Al Jazeera’s reporter Deborah Davies reaffirmed the allegation that growth hormone was being sent to Peyton Manning’s wife in Florida. Apparently, the recanting “source” – aptly called “Sly” – was credible after all… Middle Eastern journalistic “culture” has reached our continent.
“The only allegation in the program from Charlie Sly is that growth hormone was sent repeatedly from Guyer (Institute) to Ashley Manning in Florida,” Davies said. “We’re not making the allegation against Peyton Manning.” Of course, denying what you are saying while actually saying it is a typical example of Doublespeak, something we know only too well from socialist populists.
At law, implying something by saying something else is called “slander by innuendo.” Although politicians seem to be exempt from any and all forms of malpractice today, every journalist must verify credibility of their sources. We have had the occasion to witness the undesirable ripple effect of wrongful allegations in some rape college cases lately. “Journalistic malpractice” is simple negligence, no different from having a drunk or unskilled plumber cause a flood in your house.
Further, one should not be afraid to reveal to his or her physician the use of any substances which may affect proposed treatment, including drugs. We have seen what personal uncertainty and insecurity any leak of such personal information may cause when the news came about Obamacare website having been hacked and personal data stolen. Unfortunately, physician-patient privilege has not yet been included in the Federal Rules of Evidence. Nonetheless, every state has some form of physician-patient privilege in force.
As a professional athlete, I have often been amazed what prejudice and misunderstanding circulates in public with regard to “prohibited substances.” WADA is actually considering prohibiting coffee as we speak. As the repercussions would be from the multi-million dollar industry (CocaCola, boost and sports drinks, etc.), such a ban is unlikely.
WADA Prohibited List is 10 pages long and extensive enough, updated each year, and it is every athlete’s personal responsibility to review it and know it. Nonetheless, many of the substances and methods of doping prohibited by WADA are commonly used in everyday medical care. Steroids are routinely administered after traumatic injuries, to cancer patients, patients with pituitary malfunctions, postmenopausal women… Hardly a day passes without a “Low-T Therapy” commercial on T.V.! I have recently, been taken aback by a 60+year-old colleague of mine who confided in me that he felt “like born again!” He was “undergoing an ‘HG-T treatment’ called an ‘anti-aging therapy’,” he whispered into my ear. “You should try it!

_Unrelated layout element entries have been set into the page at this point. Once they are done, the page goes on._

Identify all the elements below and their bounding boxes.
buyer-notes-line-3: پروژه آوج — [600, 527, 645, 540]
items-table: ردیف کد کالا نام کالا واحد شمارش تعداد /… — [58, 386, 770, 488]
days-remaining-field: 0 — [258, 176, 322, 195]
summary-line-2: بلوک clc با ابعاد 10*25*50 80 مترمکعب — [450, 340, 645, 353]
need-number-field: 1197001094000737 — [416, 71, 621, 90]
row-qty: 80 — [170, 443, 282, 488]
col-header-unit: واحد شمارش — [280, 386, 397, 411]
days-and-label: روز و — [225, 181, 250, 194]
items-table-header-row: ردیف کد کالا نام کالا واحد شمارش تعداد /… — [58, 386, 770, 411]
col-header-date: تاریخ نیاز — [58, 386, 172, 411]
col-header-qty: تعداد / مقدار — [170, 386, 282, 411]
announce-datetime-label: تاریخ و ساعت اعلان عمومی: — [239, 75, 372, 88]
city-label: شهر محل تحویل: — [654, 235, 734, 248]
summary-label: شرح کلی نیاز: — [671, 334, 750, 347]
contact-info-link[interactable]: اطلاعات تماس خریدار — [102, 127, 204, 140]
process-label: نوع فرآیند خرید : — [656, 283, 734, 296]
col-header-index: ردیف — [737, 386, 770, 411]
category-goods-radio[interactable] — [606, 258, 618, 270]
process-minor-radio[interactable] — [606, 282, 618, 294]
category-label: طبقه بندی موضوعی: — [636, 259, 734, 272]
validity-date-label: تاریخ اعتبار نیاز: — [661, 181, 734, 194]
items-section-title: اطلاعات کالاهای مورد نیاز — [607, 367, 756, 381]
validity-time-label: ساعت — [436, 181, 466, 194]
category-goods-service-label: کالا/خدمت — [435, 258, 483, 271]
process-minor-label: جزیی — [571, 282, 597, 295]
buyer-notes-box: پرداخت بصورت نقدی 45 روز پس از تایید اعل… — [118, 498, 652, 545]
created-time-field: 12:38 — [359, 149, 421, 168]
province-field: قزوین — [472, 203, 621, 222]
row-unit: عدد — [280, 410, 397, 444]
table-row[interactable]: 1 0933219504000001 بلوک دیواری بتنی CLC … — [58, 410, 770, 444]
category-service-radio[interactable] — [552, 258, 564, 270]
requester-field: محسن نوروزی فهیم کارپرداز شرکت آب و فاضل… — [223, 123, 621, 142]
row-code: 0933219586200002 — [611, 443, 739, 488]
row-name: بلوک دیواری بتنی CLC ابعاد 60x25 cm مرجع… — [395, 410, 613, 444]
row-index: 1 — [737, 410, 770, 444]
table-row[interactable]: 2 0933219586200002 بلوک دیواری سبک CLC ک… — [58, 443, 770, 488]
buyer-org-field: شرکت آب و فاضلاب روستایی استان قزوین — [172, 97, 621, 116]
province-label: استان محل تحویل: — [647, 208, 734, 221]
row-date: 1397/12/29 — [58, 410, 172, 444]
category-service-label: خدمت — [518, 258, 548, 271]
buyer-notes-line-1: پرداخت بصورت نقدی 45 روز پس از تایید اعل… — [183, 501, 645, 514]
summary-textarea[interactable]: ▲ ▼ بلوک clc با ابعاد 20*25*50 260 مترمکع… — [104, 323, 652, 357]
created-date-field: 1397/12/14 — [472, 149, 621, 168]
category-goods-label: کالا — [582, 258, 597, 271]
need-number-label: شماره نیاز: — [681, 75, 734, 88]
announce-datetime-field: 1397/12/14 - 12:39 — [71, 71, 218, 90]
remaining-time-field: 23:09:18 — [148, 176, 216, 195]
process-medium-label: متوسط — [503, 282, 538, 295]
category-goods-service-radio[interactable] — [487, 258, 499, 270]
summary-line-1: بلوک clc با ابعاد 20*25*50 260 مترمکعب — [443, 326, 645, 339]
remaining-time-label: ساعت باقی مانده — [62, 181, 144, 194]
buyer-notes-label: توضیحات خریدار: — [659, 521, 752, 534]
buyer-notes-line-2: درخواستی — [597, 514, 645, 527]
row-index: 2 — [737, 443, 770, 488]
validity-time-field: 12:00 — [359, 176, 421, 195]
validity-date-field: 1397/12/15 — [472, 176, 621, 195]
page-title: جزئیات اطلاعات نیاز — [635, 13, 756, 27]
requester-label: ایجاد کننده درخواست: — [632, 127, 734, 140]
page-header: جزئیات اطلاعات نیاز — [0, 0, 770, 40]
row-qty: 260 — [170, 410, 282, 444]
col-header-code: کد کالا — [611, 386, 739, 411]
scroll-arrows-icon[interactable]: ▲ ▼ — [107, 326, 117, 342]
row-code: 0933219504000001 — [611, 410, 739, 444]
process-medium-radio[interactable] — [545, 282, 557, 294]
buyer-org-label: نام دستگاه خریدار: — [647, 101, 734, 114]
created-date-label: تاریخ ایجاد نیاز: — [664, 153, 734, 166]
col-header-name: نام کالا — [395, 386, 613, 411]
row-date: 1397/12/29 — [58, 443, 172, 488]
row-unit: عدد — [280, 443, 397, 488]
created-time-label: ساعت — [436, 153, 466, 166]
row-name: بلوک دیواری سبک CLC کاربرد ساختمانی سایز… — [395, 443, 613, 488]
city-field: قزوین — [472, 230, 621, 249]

My wife and I can’t praise it highly enough!”
How would this colleague of mine look at a professional athlete on such “therapy?” One out of a million has the stamina, resolve and will, but also the luck and chance, to participate in the Olympics or be on the NFL as a pro. All athletes suffer dozens of injuries, some more serious than others, and cannot “afford” to just nod to any “shot” by any doctor. As a professional athlete, I had to “keep my nose clean” – literally – I could not even use the prescription nose drops when I had a cold, because the drops contained a precursor of Ephedrine.
Is your lower back sore? Did you pull your shoulder ligaments? You can go to any doctor for a Corticosteroid shot. Not Peyton Manning. Legitimate use of prescription medication may be tolerated by WADA and USADA, but – who would want to run the risk? Subsequent legal expenses and IOC haggling may cost you your career. No wonder Peyton Manning is up in arms against Al Jazeera.